Впрочем, один выстрел все же прозвучал, когда кони спустились уже в ложбину. Стреляли с бугра, из-за камня. Ранили пристяжную… Кони вынесли линейку с беглецами к лозняку у переправы. Затем парням пришлось спешиться. Кровь так и хлестала из простреленного крупа вороного. Животное, подрагивая всем телом, жалобно смотрело на людей.

Но это было все же спасение для Вадима! Условившись о том, где он будет ждать Бориса с новой упряжкой или с лошадьми под седлом, Борис отпряг пристяжную — конь тут же рухнул, заржал. Борис повел другого коня за повод. В именье управляющего его уже ожидал наряд полиции. Борис и не думал сопротивляться.

Когда готовилась эта операция, Вадим спросил Бориса:

— Ты ведь рискуешь угодить под арест со мною вместе… Не боишься?

— Не считай меня за мальчишку! — с обидой заговорил тот. — Здесь все продумано: расчет на вмешательство отца… Да и кто всерьез примет сына Николая Павловича за революционера? Сочтут за баловство, только и всего.

Вадим просидел в камышах у полузатопленной лодки до глубокой ночи. Борис не появился.

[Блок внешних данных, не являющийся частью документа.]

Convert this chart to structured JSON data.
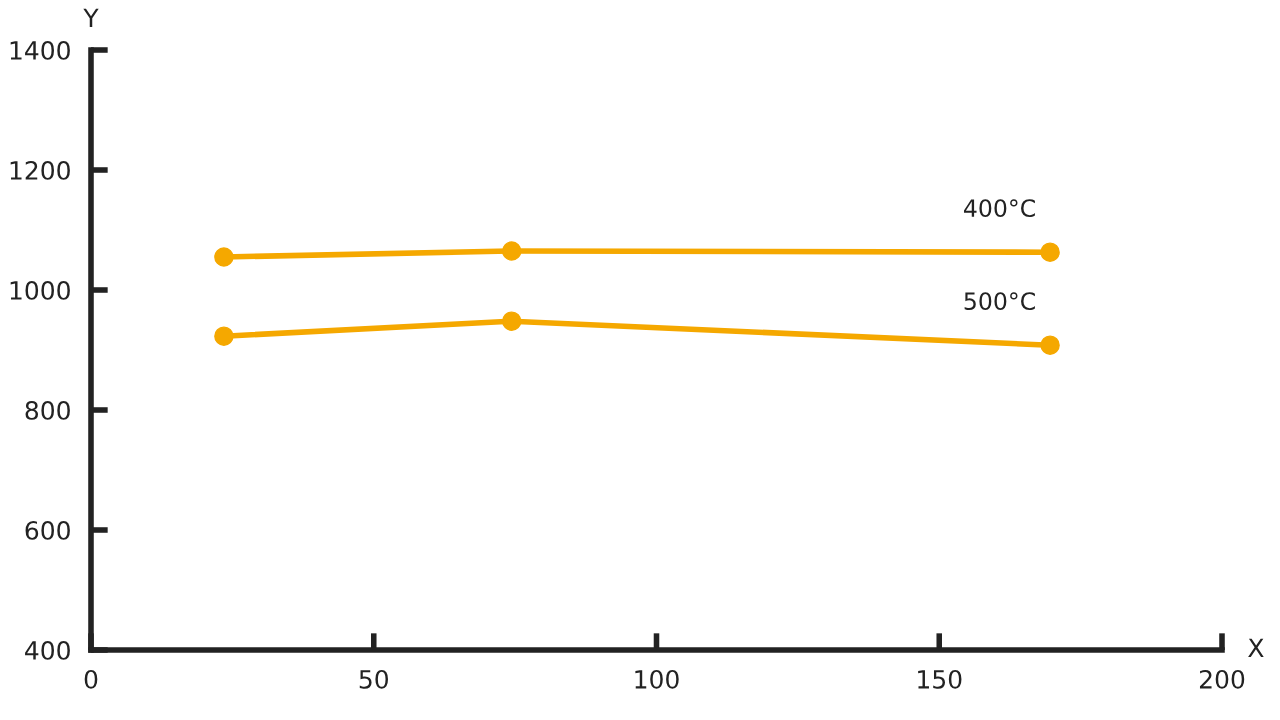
{
  "chart_data": {
    "type": "line",
    "xlabel": "X",
    "ylabel": "Y",
    "xlim": [
      0,
      200
    ],
    "xticks": [
      0,
      50,
      100,
      150,
      200
    ],
    "ylim": [
      400,
      1400
    ],
    "yticks": [
      400,
      600,
      800,
      1000,
      1200,
      1400
    ],
    "grid": false,
    "marker": "circle",
    "line_style": "solid",
    "series": [
      {
        "name": "400°C",
        "color": "#f5a800",
        "x": [
          23.5,
          74.4,
          169.6
        ],
        "values": [
          1055,
          1065,
          1063
        ]
      },
      {
        "name": "500°C",
        "color": "#f5a800",
        "x": [
          23.5,
          74.4,
          169.6
        ],
        "values": [
          923,
          948,
          908
        ]
      }
    ]
  }
}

И тогда Вадим, изрядно помучившись сомнениями, поддавшись чувству товарищеского долга, решил вернуться в город. Он знал дом, где останавливался Николай Павлович, знал он от Бориса и о том, что именно сегодня старший Жидков должен вернуться из коммерческой поездки в Симбирск.

Несмотря на глубокую ночь, в доме горел свет.

Николай Павлович, одетый по-дорожному, неестественно возбужденный, заложив руки за спину, сновал в припыленных юфтевых сапожках по дорогому ковру. Он внимательно выслушал рассказ Вадима о том, что произошло под вечер у трактира. И, видимо, растроганный тем, что один юноша готов ради освобождения из-под ареста другого, его сына, сдаться властям, рассудил так:

— Пристав Сушков переусердствовал и получил от Бориса поленом по холке, — Николай Павлович, имевший дело со скотом, часто употреблял в речи профессиональный жаргон: вместо причесок у дочек его были «длинные гривы», вместо шеи у пристава — «холка». — На моего сына пристав донесение не напишет, а если напишет — возьмет обратно, никуда не денется. А Борису, если хотите знать мое мнение, даже полезно одну ночку посидеть в околотке, вшей покормить… А вообще я не ожидал!.. — воскликнул Жидков, ковыряясь зубочисткой в зубах. Он, видимо, пожевал после дороги холодного мяса.

— Чего не ожидали? — уточнил Вадим.

— Да такой прыти от Бориса!

Вадим принялся нахваливать Бориса, рисуя его храбрым и даже самоотверженным. Но Николай Павлович как-то не воспринимал в тот вечер добрые слова в адрес сына или был сильно взволнован непривычным для него самого положением отца арестанта.

Жидков прервал запальчивый рассказ Вадима о стычке с переодетыми жандармами, где Борис проявил себя настоящим другом и героем.